ХАМАТОВА: Не могу это доформулировать до конца, но я постоянно ловлю себя на том, что мне невероятно повезло: я окружена людьми, сделанными из очень тонкого, чувствительного материала. Трудно объяснить, с чем конкретно это связано. Первое, случайное, что приходит в голову, — мы родом из девяностых. Хотя, конечно, это неполное объяснение. Но на данный момент оно самое точное и ёмкое. Что я имею в виду, когда описываю временем целое поколение? Ну, наверное, что человек, который «родом из девяностых», ощущает себя внутренне свободным и внешне это видно. Он уверен, что от него многое зависит и ему многое по плечу; он еще не расчеловечился, он раним и чувствителен к чужой боли.
В Басманном суде, у которого мы курим во время перерыва, идет очередное заседание по так называемому «театральному делу»: судят нашего друга режиссера Кирилла Серебренникова. Одна из нас выросла с ним по соседству в Ростове-на-Дону, училась в одной школе и сохранила дружбу на всю жизнь, другая, познакомившись и подружившись в Москве, сыграла в нескольких важных спектаклях режиссера главные и, возможно, лучшие свои роли, став другом, единомышленником и соратником.
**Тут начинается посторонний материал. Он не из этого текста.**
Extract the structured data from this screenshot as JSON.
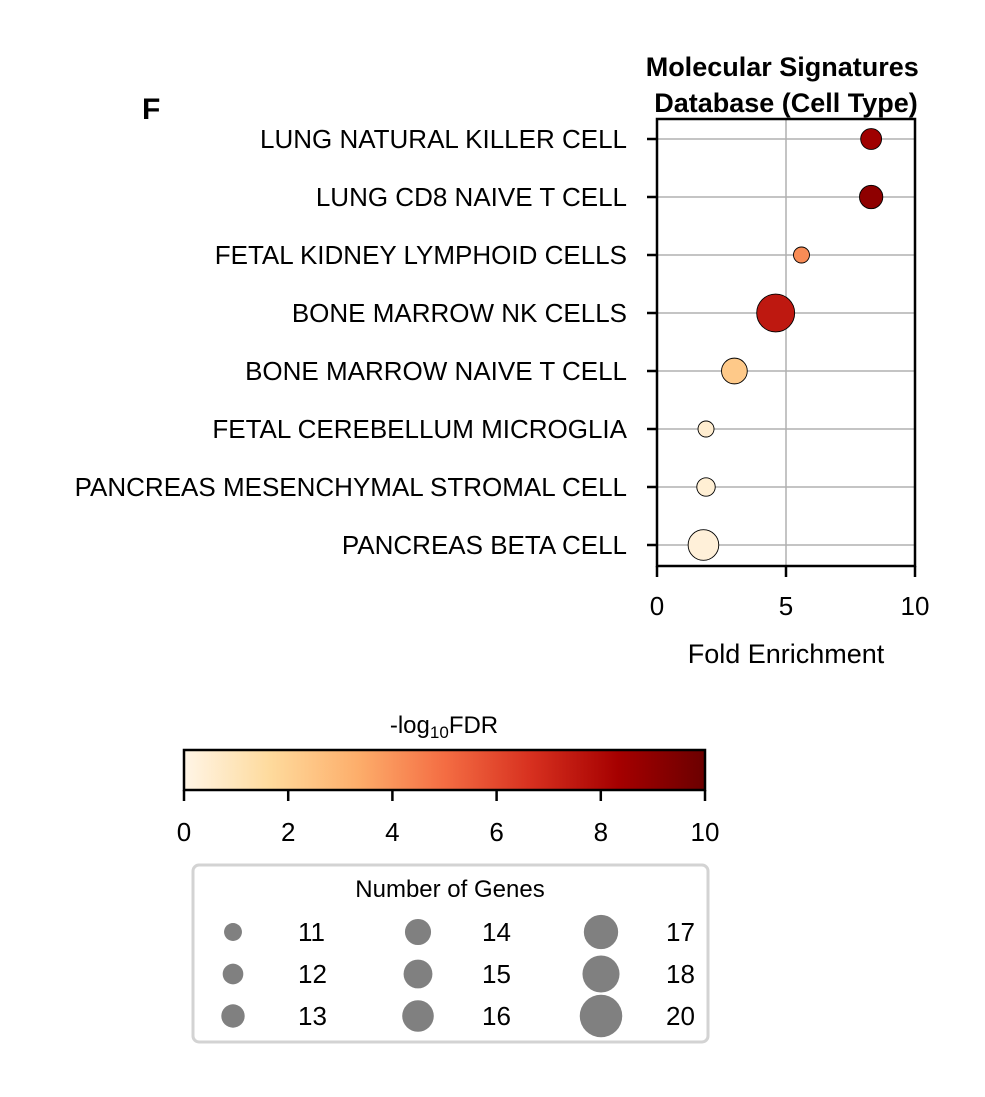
{
  "panel_label": "F",
  "chart_data": {
    "type": "scatter",
    "title": "Molecular Signatures\nDatabase (Cell Type)",
    "xlabel": "Fold Enrichment",
    "ylabel": "",
    "xlim": [
      0,
      10
    ],
    "xticks": [
      0,
      5,
      10
    ],
    "grid": true,
    "categories": [
      "LUNG NATURAL KILLER CELL",
      "LUNG CD8 NAIVE T CELL",
      "FETAL KIDNEY LYMPHOID CELLS",
      "BONE MARROW NK CELLS",
      "BONE MARROW NAIVE T CELL",
      "FETAL CEREBELLUM MICROGLIA",
      "PANCREAS MESENCHYMAL STROMAL CELL",
      "PANCREAS BETA CELL"
    ],
    "points": [
      {
        "category": "LUNG NATURAL KILLER CELL",
        "fold_enrichment": 8.3,
        "neg_log10_fdr": 8.5,
        "genes": 13
      },
      {
        "category": "LUNG CD8 NAIVE T CELL",
        "fold_enrichment": 8.3,
        "neg_log10_fdr": 9.0,
        "genes": 14
      },
      {
        "category": "FETAL KIDNEY LYMPHOID CELLS",
        "fold_enrichment": 5.6,
        "neg_log10_fdr": 4.2,
        "genes": 11
      },
      {
        "category": "BONE MARROW NK CELLS",
        "fold_enrichment": 4.6,
        "neg_log10_fdr": 7.5,
        "genes": 20
      },
      {
        "category": "BONE MARROW NAIVE T CELL",
        "fold_enrichment": 3.0,
        "neg_log10_fdr": 2.3,
        "genes": 15
      },
      {
        "category": "FETAL CEREBELLUM MICROGLIA",
        "fold_enrichment": 1.9,
        "neg_log10_fdr": 0.5,
        "genes": 11
      },
      {
        "category": "PANCREAS MESENCHYMAL STROMAL CELL",
        "fold_enrichment": 1.9,
        "neg_log10_fdr": 0.4,
        "genes": 12
      },
      {
        "category": "PANCREAS BETA CELL",
        "fold_enrichment": 1.8,
        "neg_log10_fdr": 0.3,
        "genes": 17
      }
    ],
    "colorbar": {
      "label_prefix": "-log",
      "label_subscript": "10",
      "label_suffix": "FDR",
      "range": [
        0,
        10
      ],
      "ticks": [
        0,
        2,
        4,
        6,
        8,
        10
      ],
      "colormap": [
        "#fff5e6",
        "#feda9c",
        "#fdae6b",
        "#f46d43",
        "#d7301f",
        "#a50000",
        "#6b0000"
      ]
    },
    "size_legend": {
      "title": "Number of Genes",
      "entries": [
        11,
        12,
        13,
        14,
        15,
        16,
        17,
        18,
        20
      ]
    },
    "marker_legend_color": "#808080"
  }
}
Для каждой из нас этот процесс, «дело Серебренникова», — новая точка отсчета жизни и времени, в котором мы живем.
ХАМАТОВА: Это всё — страшное наследие сталинского времени: нам предлагалось родиться и прожить свою жизнь в абсолютном отрыве от своих корней, в полнейшем незнании национального, семейного, генетического; у нас это было отнято по факту нашего существования, системе нужен был человек без прошлого. Моя бабушка дома говорила по-русски, но татарский она знала. Дедушка играл на аккордеоне военные песни, но и татарские тоже. Мы всегда пили чай из пиалы... Всё это было так неочевидно и так зыбко. И вот все эти обрывки, кусочки воспоминаний начали всплывать у меня в голове, когда я стала читать роман Гузели Яхиной «Зулейха открывает глаза».
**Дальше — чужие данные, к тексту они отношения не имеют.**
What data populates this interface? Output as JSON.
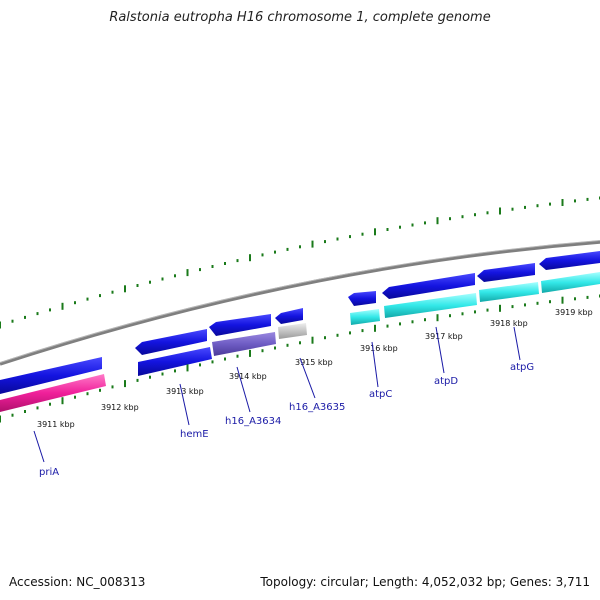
{
  "title": "Ralstonia eutropha H16 chromosome 1, complete genome",
  "footer": {
    "accession": "Accession: NC_008313",
    "stats": "Topology: circular; Length: 4,052,032 bp; Genes: 3,711"
  },
  "tick_labels": [
    "3911 kbp",
    "3912 kbp",
    "3913 kbp",
    "3914 kbp",
    "3915 kbp",
    "3916 kbp",
    "3917 kbp",
    "3918 kbp",
    "3919 kbp"
  ],
  "gene_labels": [
    "priA",
    "hemE",
    "h16_A3634",
    "h16_A3635",
    "atpC",
    "atpD",
    "atpG"
  ],
  "colors": {
    "forward_cds": "#1a1ae6",
    "reverse_cds": "#0f0fcc",
    "rrna_like": "#7a66cc",
    "pseudo": "#c8c8c8",
    "pink_feature": "#ff33aa",
    "cyan_feature": "#33e6e6",
    "backbone": "#808080",
    "tick": "#1a7a1a",
    "label": "#1a1aa6"
  }
}
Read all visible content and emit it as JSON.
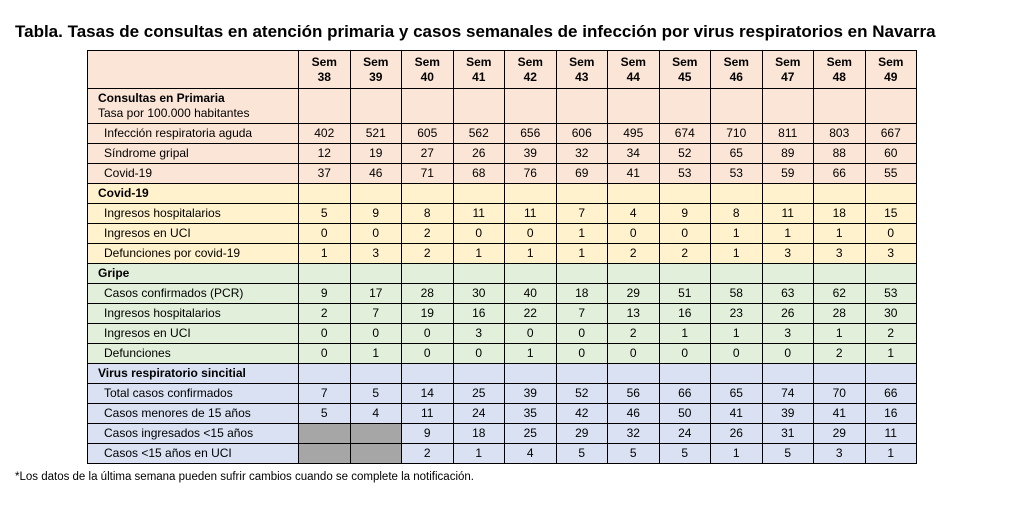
{
  "header": {
    "title": "Tabla. Tasas de consultas en atención primaria y casos semanales de infección por virus respiratorios en Navarra"
  },
  "table": {
    "columns": [
      "Sem 38",
      "Sem 39",
      "Sem 40",
      "Sem 41",
      "Sem 42",
      "Sem 43",
      "Sem 44",
      "Sem 45",
      "Sem 46",
      "Sem 47",
      "Sem 48",
      "Sem 49"
    ],
    "sections": [
      {
        "title": "Consultas en Primaria",
        "subtitle": "Tasa por 100.000 habitantes",
        "color": "#fbe5d6",
        "rows": [
          {
            "label": "Infección respiratoria aguda",
            "values": [
              402,
              521,
              605,
              562,
              656,
              606,
              495,
              674,
              710,
              811,
              803,
              667
            ]
          },
          {
            "label": "Síndrome gripal",
            "values": [
              12,
              19,
              27,
              26,
              39,
              32,
              34,
              52,
              65,
              89,
              88,
              60
            ]
          },
          {
            "label": "Covid-19",
            "values": [
              37,
              46,
              71,
              68,
              76,
              69,
              41,
              53,
              53,
              59,
              66,
              55
            ]
          }
        ]
      },
      {
        "title": "Covid-19",
        "color": "#fff2cc",
        "rows": [
          {
            "label": "Ingresos hospitalarios",
            "values": [
              5,
              9,
              8,
              11,
              11,
              7,
              4,
              9,
              8,
              11,
              18,
              15
            ]
          },
          {
            "label": "Ingresos en UCI",
            "values": [
              0,
              0,
              2,
              0,
              0,
              1,
              0,
              0,
              1,
              1,
              1,
              0
            ]
          },
          {
            "label": "Defunciones por covid-19",
            "values": [
              1,
              3,
              2,
              1,
              1,
              1,
              2,
              2,
              1,
              3,
              3,
              3
            ]
          }
        ]
      },
      {
        "title": "Gripe",
        "color": "#e2efda",
        "rows": [
          {
            "label": "Casos confirmados (PCR)",
            "values": [
              9,
              17,
              28,
              30,
              40,
              18,
              29,
              51,
              58,
              63,
              62,
              53
            ]
          },
          {
            "label": "Ingresos hospitalarios",
            "values": [
              2,
              7,
              19,
              16,
              22,
              7,
              13,
              16,
              23,
              26,
              28,
              30
            ]
          },
          {
            "label": "Ingresos en UCI",
            "values": [
              0,
              0,
              0,
              3,
              0,
              0,
              2,
              1,
              1,
              3,
              1,
              2
            ]
          },
          {
            "label": "Defunciones",
            "values": [
              0,
              1,
              0,
              0,
              1,
              0,
              0,
              0,
              0,
              0,
              2,
              1
            ]
          }
        ]
      },
      {
        "title": "Virus respiratorio sincitial",
        "color": "#d9e1f2",
        "rows": [
          {
            "label": "Total casos confirmados",
            "values": [
              7,
              5,
              14,
              25,
              39,
              52,
              56,
              66,
              65,
              74,
              70,
              66
            ]
          },
          {
            "label": "Casos menores de 15 años",
            "values": [
              5,
              4,
              11,
              24,
              35,
              42,
              46,
              50,
              41,
              39,
              41,
              16
            ]
          },
          {
            "label": "Casos ingresados <15 años",
            "values": [
              null,
              null,
              9,
              18,
              25,
              29,
              32,
              24,
              26,
              31,
              29,
              11
            ]
          },
          {
            "label": "Casos <15 años en UCI",
            "values": [
              null,
              null,
              2,
              1,
              4,
              5,
              5,
              5,
              1,
              5,
              3,
              1
            ]
          }
        ]
      }
    ]
  },
  "footnote": "*Los datos de la última semana pueden sufrir cambios cuando se complete la notificación."
}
ГОРДЕЕВА: Помню, ты его прочитала и сказала, что никогда отчетливо не мечтала ничего сыграть, но вот теперь мечтаешь — Зулейху.
ХАМАТОВА: Мне казалось, что героиня моложе и вообще — это не я. Но потом я поговорила с Гузель, и выяснилось, что она представляла меня, когда работала над романом.
ГОРДЕЕВА: У меня иногда возникает ощущение, что мою линию кто-то нарочно рисовал, чертил, чтобы она была прямой: приехав из Ростова, я почти сразу в Москве попала в «Телекомпанию ВИД». Мне повезло. Я видела своими глазами и «Взгляд», и «Тему», и «Час Пик». Мне выпало счастье, очень, правда, короткое: видеть Листьева и работать в его команде. Меня поразило, какого он высокого роста и как тихо он говорит. И еще — какая у него нетипичная для телевизионщиков, не настырная манера разговаривать с людьми. А главное — ему были действительно интересны собеседники, герои интервью, герои репортажей.
ХАМАТОВА: А звездой я так и не стала, потому, видимо, что, когда начинала складываться вся эта звездная институция в России, я уже уехала в Германию. И прожила там три года, приезжая только на короткие блоки спектаклей. Вероятно, я пропустила момент вхождения в звездную актерскую тусовку. Хотя, сейчас я понимаю, мир, окружающую действительность я воспринимала очень по-актерски.
ГОРДЕЕВА: Ты хочешь сказать, что восприимчивость к чужой боли, которая так отличает тебя нынешнюю от других людей, — качество, которого прежде не было?
ХАМАТОВА: Мне трудно так о себе говорить. Но одно я знаю совершенно точно: я не смотрела телевизор, не жила жизнью страны, я существовала в пространстве, надежно отгороженном шлюзами от реальной жизни с ее правдой, болью, несчастьем и радостью. Спроси ты меня тогда о больных детях, я бы не поняла вопроса. Какие больные дети? Это — не по моей части, у меня другая профессия.
И теперь, получив этот опыт, я имею сказать, что все обвинения, все проклятья, все угрозы, все оскорбления, все плевки, все камни и копья, брошенные в мою сторону во время травли, вернее, в несколько наплывов этой травли, — всё это оказалось хлипкими мыльными пузырями, облеченными в устрашающую форму праведного возмездия и благороднейшего гнева. Они оказались всего лишь одной из форм человеческой природы, а именно — проявлением причудливых форм человеческой глупости, которую можно только простить и идти дальше.